Coaching Advice by Soccer Coach Weekly

If it looks like rain, you don’t have to cancel training straight away. There are a few things you could do to make your wet-weather soccer session a winner...

In most countries, soccer is a winter sport.

But, depending on geography, winter can of course be harsher in some places than others.

Wherever you are in the world, there is every chance you will have to train during a downpour at some stage.

So, whether you are used to stepping out in the heavy rain or suddenly have to adapt to an unexpectedly prolonged shower, here are six tips for surviving wet-weather practice sessions...


If the weather forecast is not good, ensure your players are equipped with waterproof jackets and gloves, and are wearing base layers under their shirts. They can also wear caps to keep the rain out of their faces.

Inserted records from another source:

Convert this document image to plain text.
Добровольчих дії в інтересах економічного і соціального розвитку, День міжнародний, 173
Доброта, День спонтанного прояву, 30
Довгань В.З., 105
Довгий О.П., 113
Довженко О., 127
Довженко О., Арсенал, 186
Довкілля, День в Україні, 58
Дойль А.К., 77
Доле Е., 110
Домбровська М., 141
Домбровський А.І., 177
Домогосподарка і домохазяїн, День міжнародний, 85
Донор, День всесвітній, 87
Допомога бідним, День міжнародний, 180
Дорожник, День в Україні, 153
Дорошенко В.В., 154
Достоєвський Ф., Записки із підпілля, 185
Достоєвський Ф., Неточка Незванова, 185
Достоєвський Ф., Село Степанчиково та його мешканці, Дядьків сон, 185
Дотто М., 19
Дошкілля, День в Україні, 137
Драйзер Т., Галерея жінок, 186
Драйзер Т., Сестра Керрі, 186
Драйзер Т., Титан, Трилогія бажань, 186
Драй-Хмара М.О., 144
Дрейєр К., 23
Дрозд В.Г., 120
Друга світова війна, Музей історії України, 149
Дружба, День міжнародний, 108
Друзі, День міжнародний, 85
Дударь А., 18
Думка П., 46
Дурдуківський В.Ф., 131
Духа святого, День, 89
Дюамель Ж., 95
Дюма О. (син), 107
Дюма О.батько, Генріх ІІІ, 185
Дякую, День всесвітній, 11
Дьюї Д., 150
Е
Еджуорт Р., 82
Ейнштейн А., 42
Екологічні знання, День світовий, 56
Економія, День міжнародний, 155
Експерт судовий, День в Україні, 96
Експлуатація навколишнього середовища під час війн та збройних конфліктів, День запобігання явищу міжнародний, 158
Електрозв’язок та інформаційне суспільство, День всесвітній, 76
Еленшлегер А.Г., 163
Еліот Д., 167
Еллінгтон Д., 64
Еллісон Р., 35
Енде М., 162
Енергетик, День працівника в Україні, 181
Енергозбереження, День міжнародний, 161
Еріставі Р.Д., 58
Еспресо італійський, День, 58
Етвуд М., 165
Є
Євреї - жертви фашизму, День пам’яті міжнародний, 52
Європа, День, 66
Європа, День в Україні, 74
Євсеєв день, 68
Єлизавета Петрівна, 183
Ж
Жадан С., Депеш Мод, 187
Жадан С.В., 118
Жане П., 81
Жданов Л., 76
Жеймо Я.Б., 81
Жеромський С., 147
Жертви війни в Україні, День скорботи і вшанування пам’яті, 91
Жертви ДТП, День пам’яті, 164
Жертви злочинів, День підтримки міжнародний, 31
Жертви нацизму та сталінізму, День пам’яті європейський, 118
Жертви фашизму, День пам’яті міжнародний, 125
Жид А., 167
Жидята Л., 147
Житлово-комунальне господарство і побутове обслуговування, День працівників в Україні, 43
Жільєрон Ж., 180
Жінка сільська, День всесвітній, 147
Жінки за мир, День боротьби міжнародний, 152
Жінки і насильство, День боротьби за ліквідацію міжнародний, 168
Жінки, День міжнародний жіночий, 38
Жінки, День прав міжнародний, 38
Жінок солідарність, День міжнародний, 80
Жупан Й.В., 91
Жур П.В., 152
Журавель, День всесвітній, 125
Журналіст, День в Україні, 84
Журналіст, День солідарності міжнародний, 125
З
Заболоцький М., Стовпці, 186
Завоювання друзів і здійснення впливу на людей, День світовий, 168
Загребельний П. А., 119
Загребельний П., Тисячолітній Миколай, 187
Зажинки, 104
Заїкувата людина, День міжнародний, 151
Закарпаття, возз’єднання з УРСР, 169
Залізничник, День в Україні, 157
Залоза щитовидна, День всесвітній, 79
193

Importantly, do not underestimate the amount of fluid players lose on cold, wet and windy days – a quick drinks break every half hour will stop your players from dehydrating.

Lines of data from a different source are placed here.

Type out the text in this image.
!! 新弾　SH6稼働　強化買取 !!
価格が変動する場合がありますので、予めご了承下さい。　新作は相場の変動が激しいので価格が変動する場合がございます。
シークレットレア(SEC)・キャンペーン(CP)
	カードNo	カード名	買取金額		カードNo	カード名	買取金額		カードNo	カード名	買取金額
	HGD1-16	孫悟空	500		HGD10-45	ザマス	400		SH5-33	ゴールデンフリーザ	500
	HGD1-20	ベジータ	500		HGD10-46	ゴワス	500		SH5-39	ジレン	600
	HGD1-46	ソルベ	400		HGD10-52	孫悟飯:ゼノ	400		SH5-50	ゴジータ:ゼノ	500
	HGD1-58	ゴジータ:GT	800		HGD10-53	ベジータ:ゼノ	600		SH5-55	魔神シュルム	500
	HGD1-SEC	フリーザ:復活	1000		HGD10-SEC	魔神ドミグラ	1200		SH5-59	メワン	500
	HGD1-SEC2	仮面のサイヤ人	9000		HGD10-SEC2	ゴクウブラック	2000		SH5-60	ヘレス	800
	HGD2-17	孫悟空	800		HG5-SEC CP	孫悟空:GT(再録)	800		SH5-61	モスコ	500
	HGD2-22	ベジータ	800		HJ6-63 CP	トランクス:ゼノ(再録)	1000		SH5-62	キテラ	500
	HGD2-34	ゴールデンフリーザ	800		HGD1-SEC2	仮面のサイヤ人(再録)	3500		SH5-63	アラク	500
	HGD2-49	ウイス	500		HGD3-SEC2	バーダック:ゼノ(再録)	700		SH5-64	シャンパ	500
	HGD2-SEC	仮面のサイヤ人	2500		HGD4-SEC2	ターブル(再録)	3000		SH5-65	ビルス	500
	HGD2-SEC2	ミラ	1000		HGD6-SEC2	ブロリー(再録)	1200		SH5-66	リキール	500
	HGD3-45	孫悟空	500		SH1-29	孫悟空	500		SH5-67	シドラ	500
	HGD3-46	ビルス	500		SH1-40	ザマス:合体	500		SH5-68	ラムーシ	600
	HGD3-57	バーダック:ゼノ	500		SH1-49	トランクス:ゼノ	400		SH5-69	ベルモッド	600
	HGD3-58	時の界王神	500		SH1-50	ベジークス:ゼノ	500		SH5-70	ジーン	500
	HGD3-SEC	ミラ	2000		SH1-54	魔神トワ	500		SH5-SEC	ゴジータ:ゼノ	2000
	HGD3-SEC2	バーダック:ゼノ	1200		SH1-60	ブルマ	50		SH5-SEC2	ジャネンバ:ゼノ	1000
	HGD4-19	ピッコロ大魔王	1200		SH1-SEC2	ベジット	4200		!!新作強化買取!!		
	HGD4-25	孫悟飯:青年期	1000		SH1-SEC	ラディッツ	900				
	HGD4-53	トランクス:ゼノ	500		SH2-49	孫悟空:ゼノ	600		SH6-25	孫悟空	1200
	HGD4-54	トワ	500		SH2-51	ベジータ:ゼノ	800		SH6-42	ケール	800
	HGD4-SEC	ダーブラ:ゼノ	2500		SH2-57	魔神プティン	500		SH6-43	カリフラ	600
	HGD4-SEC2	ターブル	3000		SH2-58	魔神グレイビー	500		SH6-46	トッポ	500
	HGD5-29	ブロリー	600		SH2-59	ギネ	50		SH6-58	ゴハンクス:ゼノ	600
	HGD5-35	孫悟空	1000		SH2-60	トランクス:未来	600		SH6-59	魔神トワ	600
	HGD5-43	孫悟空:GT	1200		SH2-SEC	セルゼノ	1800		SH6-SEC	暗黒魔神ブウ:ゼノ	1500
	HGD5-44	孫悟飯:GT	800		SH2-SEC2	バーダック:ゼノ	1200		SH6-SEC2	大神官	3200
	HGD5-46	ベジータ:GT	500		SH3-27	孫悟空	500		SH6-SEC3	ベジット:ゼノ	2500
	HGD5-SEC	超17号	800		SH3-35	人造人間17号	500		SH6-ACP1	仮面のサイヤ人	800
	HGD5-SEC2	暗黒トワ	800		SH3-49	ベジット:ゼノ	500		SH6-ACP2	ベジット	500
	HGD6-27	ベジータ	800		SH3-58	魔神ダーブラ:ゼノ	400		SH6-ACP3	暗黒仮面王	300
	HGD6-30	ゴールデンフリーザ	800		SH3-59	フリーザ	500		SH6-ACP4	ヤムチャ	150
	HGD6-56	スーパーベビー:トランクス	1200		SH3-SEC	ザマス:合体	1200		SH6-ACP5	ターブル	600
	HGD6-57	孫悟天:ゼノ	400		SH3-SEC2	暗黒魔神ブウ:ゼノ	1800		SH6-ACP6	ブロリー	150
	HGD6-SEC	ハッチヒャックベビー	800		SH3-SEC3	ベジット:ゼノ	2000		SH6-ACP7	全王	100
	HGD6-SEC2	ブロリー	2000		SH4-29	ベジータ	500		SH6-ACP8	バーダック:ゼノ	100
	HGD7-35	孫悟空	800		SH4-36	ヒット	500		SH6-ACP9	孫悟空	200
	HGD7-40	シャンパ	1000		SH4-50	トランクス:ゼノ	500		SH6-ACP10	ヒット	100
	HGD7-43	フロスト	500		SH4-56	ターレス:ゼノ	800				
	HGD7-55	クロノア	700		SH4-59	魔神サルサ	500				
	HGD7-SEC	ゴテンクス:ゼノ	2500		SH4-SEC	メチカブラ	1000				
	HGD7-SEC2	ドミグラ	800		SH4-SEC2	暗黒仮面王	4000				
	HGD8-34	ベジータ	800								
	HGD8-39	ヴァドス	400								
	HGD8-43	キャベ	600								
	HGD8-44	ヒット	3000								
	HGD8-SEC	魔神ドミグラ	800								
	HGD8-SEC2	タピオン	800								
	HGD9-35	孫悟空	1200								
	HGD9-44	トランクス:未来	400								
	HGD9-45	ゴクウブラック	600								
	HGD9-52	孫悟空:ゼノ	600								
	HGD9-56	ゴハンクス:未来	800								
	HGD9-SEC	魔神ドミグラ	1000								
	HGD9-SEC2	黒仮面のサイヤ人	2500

Make sure your sessions don’t leave players sitting out or standing around waiting for their go, especially if it is cold as well as wet.

Training in poor weather conditions can present a health risk if your players are standing around in wet kit when it’s cold, so always have session plans to fall back on that involve using all of your players all of the time.

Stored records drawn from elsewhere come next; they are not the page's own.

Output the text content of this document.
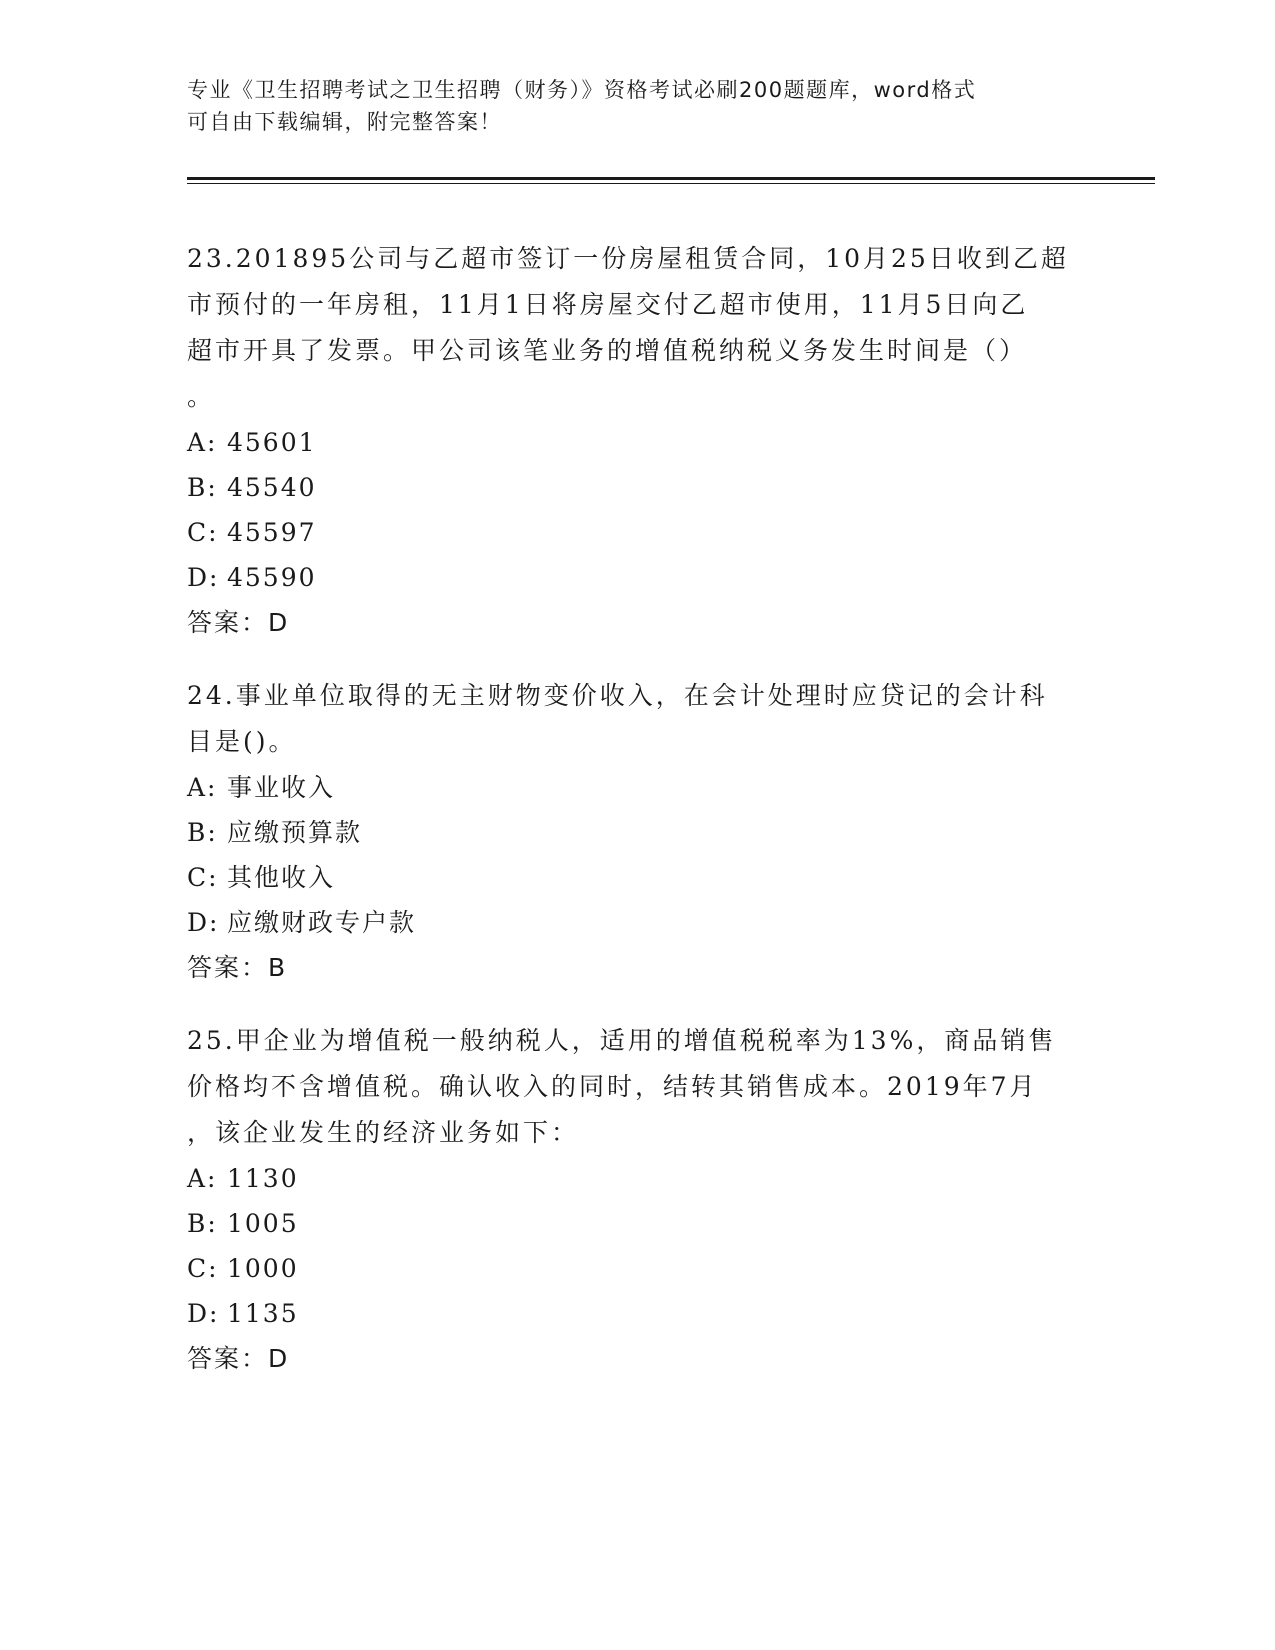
专业《卫生招聘考试之卫生招聘（财务）》资格考试必刷200题题库，word格式
可自由下载编辑，附完整答案！
23.201895公司与乙超市签订一份房屋租赁合同，10月25日收到乙超
市预付的一年房租，11月1日将房屋交付乙超市使用，11月5日向乙
超市开具了发票。甲公司该笔业务的增值税纳税义务发生时间是（）
。
A: 45601
B: 45540
C: 45597
D: 45590
答案：D
24.事业单位取得的无主财物变价收入，在会计处理时应贷记的会计科
目是()。
A: 事业收入
B: 应缴预算款
C: 其他收入
D: 应缴财政专户款
答案：B
25.甲企业为增值税一般纳税人，适用的增值税税率为13%，商品销售
价格均不含增值税。确认收入的同时，结转其销售成本。2019年7月
，该企业发生的经济业务如下：
A: 1130
B: 1005
C: 1000
D: 1135
答案：D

To keep all your players constantly moving in th e wet, you could involve them in small-sided games like a 4v4.

Give them some simple rules, such as ‘passes make goals’. In this game, the passes made in the run up to a goal are counted as goals too – so if the team makes five passes before scoring they get six goals. Or you could use a ball between two for passing and finishing skills.


Wet-weather conditions are great for practicing 1v1s, with the soft ground and slippy ball making it not only fun, but also a fantastic test of skills.

Put players into pairs with a ball each. Give them four cones and get them to mark out their own area of play.

It gives them ownership of the session, makes them feel a big part of training – and will also take their minds off the inclement weather.


You can practice tactics specifically for the weather. Try playing out with goal kicks so players can learn to make decisions for wet-weather matches.

This will show your team that playing out from the back is not always wise in the wet, as the ball may stick or defenders may slip when receiving the ball.

They will learn that a pass from the keeper into the midfield could be a better option in these conditions.


If the weather forecast is really bad, you could always take along footage of your games - or those played by others - on DVD or similar.

If there is a big downpour that brings the session to either a temporary halt or to a premature conclusion, then find somewhere to show your players all the talking points from those games.